3. Belonging: Without shared physical rituals, what happens to a sense of belonging to the team or the organization? How can the effects of shared rituals/experiences be translated, without directly (but meaninglessly) transliterating shared experiences into the virtual word? How are relationships evolving without physical proximity? For instance, especially in a time of uncertainty, do individuals tend to automatically rely on the judgement of those with which they have a deep shared history, putting newcomers (to a team or organization) at a disadvantage?
4. Mission-orientation: The unprecedented, prolonged, and uncertain nature of the crisis can lead to a sense of disorientation, one that may be exacerbated by the physical isolation of WFH. Ironically, organizations with a highly engaged workforce, with employees who understand the mission well and are used to acting proactively and with agency to connect their own actions and roles to that broader mission, are likely to feel this disorientation most acutely. It may be useful for leadership to be explicit about this disorientation and address it head-on. For instance, they may choose to tell employees to be in a ‘stand-by’ / reactive mode for a period of time, until the leadership interprets the new reality — contributing with specific initiative, insight and information, but only when asked.

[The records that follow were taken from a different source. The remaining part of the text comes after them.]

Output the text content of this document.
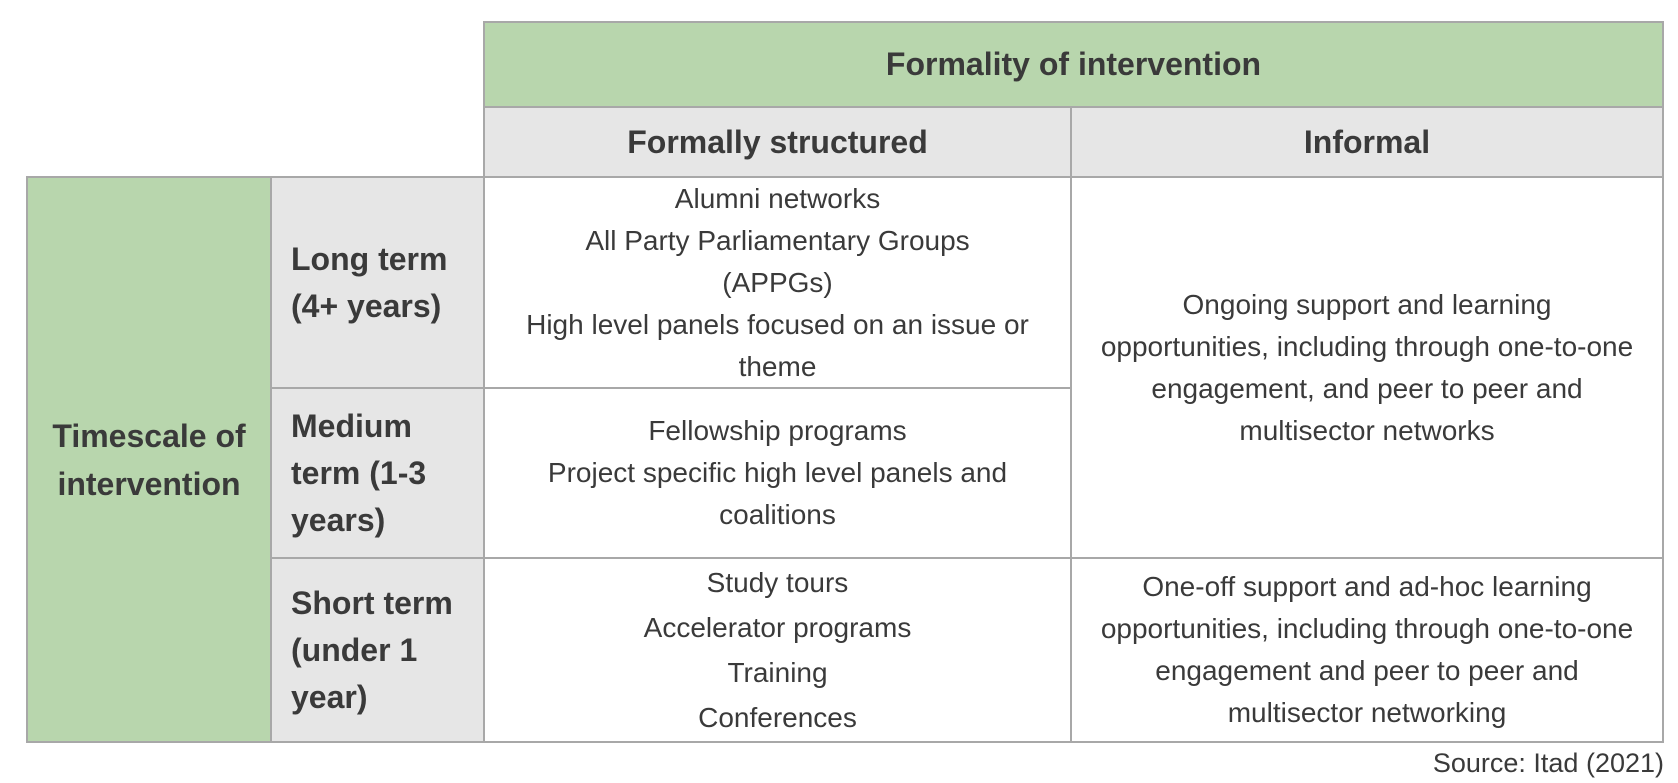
Formality of intervention
Formally structured	Informal
Timescale of intervention
Long term (4+ years)
Medium term (1-3 years)
Short term (under 1 year)
Alumni networks
All Party Parliamentary Groups (APPGs)
High level panels focused on an issue or theme
Fellowship programs
Project specific high level panels and coalitions
Study tours
Accelerator programs
Training
Conferences
Ongoing support and learning opportunities, including through one-to-one engagement, and peer to peer and multisector networks
One-off support and ad-hoc learning opportunities, including through one-to-one engagement and peer to peer and multisector networking
Source: Itad (2021)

Alternatively, leadership could reorient the entire organization towards a new short term mission, in order to channel the same energy and agency productively — say to understand the impact of the pandemic on the behaviours and needs of existing customers under different possible scenarios or to find new applications of in-house IP for a post-pandemic world.
These are just four areas in which work-from-home and other mechanistic changes can have more lasting impacts on who you are as an organization. The goal is not to immediately counter these changes, but to start paying attention to what they may be. So that when we eventually arrive at a new normal, you can more consciously choose to cultivate or reject them, based on whether they are useful and authentic to the organization, or merely a passive accident of circumstance.